The accepted wisdom in the news biz is that you can never have too many journalists and that the ad and circ crunch hitting papers will hurt papers by reducing newsroom staff. I’ve been questioning that wisdom here.

But sitting on another darned panel yesterday, Chrystia Freeland, ME of the FT in the US, said it better than I have. We were singing two-party harmony as I wondered why every newspaper needs a movie critic when the movies aren’t local and she questioned the need for the Miami Herald to have its own Moscow bureau — back in the heyday when she was reporting there herself — to get that apparently unique Miami view of the USSR.

Then she said that news is “an industry with a lot of oversupply that is now exposed.” I liked that hard economic talk about the business. It reminds us that we are an industry and need to reexamine our business assumptions like every other industry.

So maybe the problem with journalism today isn’t that there are too few reporters and and editors but too many. I’ve talked before about the foolishness of sending 15,000 reporters to the political conventions, about papers sending TV critics to junkets or golf writers to tournaments. Inside the newsroom, too, there are overwrought processes. Meanwhile, of course, revenue is sinking and staff will follow.
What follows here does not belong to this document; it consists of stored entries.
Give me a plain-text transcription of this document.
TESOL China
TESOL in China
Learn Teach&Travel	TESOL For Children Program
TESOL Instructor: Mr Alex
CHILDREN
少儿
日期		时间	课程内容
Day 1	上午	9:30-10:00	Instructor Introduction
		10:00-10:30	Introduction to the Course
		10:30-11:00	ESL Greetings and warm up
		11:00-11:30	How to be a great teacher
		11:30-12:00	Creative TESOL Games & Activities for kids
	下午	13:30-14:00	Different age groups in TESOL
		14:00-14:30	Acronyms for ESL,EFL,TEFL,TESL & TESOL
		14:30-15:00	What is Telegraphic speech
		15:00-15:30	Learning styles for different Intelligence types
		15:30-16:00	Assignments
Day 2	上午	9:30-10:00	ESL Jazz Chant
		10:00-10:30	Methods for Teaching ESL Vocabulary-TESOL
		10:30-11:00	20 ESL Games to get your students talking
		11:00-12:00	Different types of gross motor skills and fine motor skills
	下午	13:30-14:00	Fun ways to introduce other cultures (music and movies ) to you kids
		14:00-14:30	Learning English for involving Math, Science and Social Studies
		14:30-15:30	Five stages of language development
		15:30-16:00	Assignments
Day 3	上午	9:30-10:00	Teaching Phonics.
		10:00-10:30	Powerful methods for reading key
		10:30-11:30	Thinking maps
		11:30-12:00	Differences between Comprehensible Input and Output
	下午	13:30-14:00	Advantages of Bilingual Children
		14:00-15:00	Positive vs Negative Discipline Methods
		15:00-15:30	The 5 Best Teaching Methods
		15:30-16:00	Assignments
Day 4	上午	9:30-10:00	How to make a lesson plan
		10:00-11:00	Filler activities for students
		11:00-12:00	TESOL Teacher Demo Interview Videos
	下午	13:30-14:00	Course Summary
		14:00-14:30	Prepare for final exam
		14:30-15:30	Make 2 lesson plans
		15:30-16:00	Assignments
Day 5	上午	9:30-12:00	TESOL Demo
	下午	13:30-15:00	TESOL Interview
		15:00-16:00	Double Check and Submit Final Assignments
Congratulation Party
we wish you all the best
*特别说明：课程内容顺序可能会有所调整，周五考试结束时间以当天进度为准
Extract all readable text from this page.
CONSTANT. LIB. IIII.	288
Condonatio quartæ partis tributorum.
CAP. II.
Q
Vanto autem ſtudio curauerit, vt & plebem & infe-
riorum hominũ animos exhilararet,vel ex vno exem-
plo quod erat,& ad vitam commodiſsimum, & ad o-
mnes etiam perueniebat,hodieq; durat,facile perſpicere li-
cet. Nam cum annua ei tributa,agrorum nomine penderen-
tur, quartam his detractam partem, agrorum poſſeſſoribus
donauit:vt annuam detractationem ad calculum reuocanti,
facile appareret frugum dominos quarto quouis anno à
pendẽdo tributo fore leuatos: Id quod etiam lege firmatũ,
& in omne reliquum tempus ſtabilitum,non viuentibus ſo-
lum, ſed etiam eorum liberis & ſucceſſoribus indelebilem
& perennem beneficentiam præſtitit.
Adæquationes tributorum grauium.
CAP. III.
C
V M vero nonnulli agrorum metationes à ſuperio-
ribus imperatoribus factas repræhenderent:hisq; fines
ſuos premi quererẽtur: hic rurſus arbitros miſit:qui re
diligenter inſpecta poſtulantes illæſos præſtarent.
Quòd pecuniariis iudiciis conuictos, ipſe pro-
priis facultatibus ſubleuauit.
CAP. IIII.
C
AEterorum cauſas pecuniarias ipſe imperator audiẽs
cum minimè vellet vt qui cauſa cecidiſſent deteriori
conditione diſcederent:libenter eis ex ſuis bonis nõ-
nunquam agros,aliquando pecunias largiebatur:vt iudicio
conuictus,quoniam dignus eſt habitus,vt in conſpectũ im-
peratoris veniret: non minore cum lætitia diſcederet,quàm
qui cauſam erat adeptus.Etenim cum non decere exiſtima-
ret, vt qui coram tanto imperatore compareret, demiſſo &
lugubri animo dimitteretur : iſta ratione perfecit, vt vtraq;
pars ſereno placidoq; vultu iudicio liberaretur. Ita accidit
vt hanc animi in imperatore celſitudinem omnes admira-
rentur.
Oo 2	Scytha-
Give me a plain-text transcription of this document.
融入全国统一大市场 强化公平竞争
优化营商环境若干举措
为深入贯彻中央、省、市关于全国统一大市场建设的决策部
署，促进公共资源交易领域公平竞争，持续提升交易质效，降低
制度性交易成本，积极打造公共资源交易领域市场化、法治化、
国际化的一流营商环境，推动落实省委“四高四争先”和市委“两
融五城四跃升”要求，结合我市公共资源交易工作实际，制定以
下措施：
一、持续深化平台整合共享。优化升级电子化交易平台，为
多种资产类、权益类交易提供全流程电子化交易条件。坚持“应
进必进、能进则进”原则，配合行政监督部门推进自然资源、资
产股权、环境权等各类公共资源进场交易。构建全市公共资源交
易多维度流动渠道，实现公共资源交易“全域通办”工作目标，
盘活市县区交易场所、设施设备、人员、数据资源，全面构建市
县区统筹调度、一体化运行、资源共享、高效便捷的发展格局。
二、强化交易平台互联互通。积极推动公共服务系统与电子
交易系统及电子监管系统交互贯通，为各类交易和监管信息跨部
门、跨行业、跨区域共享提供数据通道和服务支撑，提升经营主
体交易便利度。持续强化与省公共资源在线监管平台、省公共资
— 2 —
But rather than treating this as an endless retrenchment, the ballsy editor would take this bull by the horns and undertake an aggressive reinvestment strategy. Why not cut that staff today? Find your essence — hint: it’s local, local, local. Streamline now to put out a better focused and better print product.

Then make a deal with the owners to take the saved labor expenses and invest them immediately in digital interaction. I don’t mean moving old copy editors over to online and teaching them HTML to join the spare staffs there. I mean hiring new people with new specialties: people to get out into the communities and recruit and help support citizens to join in networked reporting at a local, local, local level.

And then shame the publisher into doing likewise with a sales staff that has spent a generation maintaining ever-dwindling lists of advertisers and not really selling n ew business, since there isn’t any. Trim there, too. And there, too, don’t take an old classified sales guy and try to train him in online. Invest in technology and marketing to create your local Googles: extremely efficient and thus inexpensive self-service advertising for new classes of advertisers who could not afford your marketwide print or online products. Maybe recruit citizens to help sell you on commission. And build distributed at networks across citizens’ sites. More on the biz guys later.

I come back to Freeland’s very clear statement: We are in oversupply. It’s time — past time — to face that and act on it.